[マレーシア] クアラルンプールの物価レベルはアジアの中でどのくらい?

2023/06/12


国際的な報酬体系の構築と管理を支援するデータ、計算支援、給与管理ソフトウェア、調査などを提供する、英国拠点の「ECAインターナショナル」が発表した最新の生活費分析によると、クアラルンプールは現在、アジアで35番目、世界では175番目に物価の高い都市となっています。



ジョージタウン、コタキナバル、ジョホールバルといった他のマレーシアの都市も、それぞれ189位、195位、198位にランクダウンし、小幅な減少にとどまりました。



ECAインターナショナルのアジア地域ディレクターであるリー・クエイン氏は、アジアの多くの都市がランキングを下げたのは、調査の対象となった他の地域と比較してインフレ率が低いことが一因であると述べています。



一方で、シンガポールは、2022年に家賃が大幅に上昇したことにより、今年ランキングを上げたアジアの数少ない都市の一つでした。シンガポールは、域内の他の都市との差をますます広げています。



シンガポールは、ECAが発表した生活費ランキングで8ランク上昇し、駐在員にとって世界で最も物価の高い都市第5位となり、初めてトップ5にランクインしました。この上昇の主な要因は、宿泊費の急激な増加です。



クエイン氏は、シンガポールが域内の他の主要都市と比較すると早くコロナの規制が緩和されたなどの要因で、賃貸住宅の需要が増加したものの、供給が適切に対応して増加しなかったと分析しています。



域内でシンガポールと同じく例外的に順位をあげたのは、ソウル(9位、+1)とヤンゴン(167位、+4位)でした。



クエイン氏は、 「シンガポールとソウルの上昇は、アジアにおける一般的な下落傾向に逆行するもので、その主な原因は宿泊費の大幅な上昇(ただし、ソウルは需要の増加ではなく、供給の制限による上昇)であり、ヤンゴンの上昇は、社会政治問題の継続により日常的な商品やサービスに大幅なインフレが生じたためだ」と述べています。



シンガポールに次いで域内で2番目に物価の高い都市であるバンコクは、13位下がり、世界で60番目に物価の高い場所となりました。
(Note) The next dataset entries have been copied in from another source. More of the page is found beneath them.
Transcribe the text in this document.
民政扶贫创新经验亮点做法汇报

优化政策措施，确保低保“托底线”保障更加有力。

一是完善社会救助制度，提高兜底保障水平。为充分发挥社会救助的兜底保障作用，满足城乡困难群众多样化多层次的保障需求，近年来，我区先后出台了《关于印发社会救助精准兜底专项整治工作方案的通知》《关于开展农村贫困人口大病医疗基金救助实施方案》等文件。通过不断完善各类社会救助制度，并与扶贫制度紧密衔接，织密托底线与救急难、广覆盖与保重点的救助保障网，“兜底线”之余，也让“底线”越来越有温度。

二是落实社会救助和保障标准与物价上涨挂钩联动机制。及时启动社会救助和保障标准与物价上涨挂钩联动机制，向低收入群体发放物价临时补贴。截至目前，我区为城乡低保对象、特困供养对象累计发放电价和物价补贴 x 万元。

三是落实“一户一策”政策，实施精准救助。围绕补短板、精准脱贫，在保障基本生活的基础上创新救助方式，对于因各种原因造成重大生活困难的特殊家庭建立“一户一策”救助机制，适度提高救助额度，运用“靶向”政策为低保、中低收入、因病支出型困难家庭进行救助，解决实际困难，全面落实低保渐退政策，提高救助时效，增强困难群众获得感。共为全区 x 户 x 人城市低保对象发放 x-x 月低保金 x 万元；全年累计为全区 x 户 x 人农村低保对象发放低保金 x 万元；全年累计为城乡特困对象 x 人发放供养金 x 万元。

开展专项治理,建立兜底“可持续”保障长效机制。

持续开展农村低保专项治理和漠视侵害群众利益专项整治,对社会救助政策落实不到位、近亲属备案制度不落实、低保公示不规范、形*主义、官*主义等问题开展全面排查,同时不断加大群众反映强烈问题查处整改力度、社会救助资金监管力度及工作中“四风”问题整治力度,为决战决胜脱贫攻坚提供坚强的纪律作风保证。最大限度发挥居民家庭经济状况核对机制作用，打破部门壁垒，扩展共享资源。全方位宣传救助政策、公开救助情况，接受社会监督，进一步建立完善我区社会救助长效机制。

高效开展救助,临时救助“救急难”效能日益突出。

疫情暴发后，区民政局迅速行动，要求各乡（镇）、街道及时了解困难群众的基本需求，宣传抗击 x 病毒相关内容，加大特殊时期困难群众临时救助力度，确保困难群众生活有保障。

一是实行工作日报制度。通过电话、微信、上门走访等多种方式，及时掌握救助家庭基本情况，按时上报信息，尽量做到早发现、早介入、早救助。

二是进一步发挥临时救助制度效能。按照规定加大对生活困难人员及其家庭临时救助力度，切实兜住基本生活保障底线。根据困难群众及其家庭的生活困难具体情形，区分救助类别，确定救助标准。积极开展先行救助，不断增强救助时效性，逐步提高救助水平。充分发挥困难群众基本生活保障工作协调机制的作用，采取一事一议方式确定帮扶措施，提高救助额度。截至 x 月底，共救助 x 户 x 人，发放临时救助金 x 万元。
バンコクは、物価上昇率が比較的高いにもかかわらず、過去12か月間のタイバーツが主要通貨に対して安くなったことで、インフレ率が通貨安に相殺される形になりました。クエイン氏は、このパターンが東南アジアの他の国でも中程度~高いインフレ率がインフレ率に相殺される現象が見られたと述べています。



域内の他の都市については、マニラが9ランクダウンして75位、ジャカルタは22ランクダウンして114位となりました。



4年間トップに君臨していた香港は1つ順位を下げ、ニューヨークに次いで世界で2番目に物価の高い場所になりました。



▼2023年、2022年のランキング(出所:ECAインターナショナル)



香港の商品やサービスのコストは数年来の高水準に達し、昨年世界中で見られたインフレの波が香港にも押し寄せたことを物語っています。しかし、クエイン氏は、日用品・サービスの価格上昇が、宿泊費の下落によって抑えられたためだと説明しています。



中国の各都市は、人民元安や他国と比べてインフレ率が低かった影響で、順位を下げました。上海と広州は、中国で最も物価の高い都市としての地位を維持しながらも、世界のトップ10から脱落し、現在はそれぞれ世界で13位と14位にランクされています。クエイン氏は、COVID-19関連の規制からの脱却が比較的遅かったことが、中国の経済に影響を与えたと述べています。



過去5年間、世界的に常にトップ5入りしていた東京は、5つ順位を下げて10位となりました。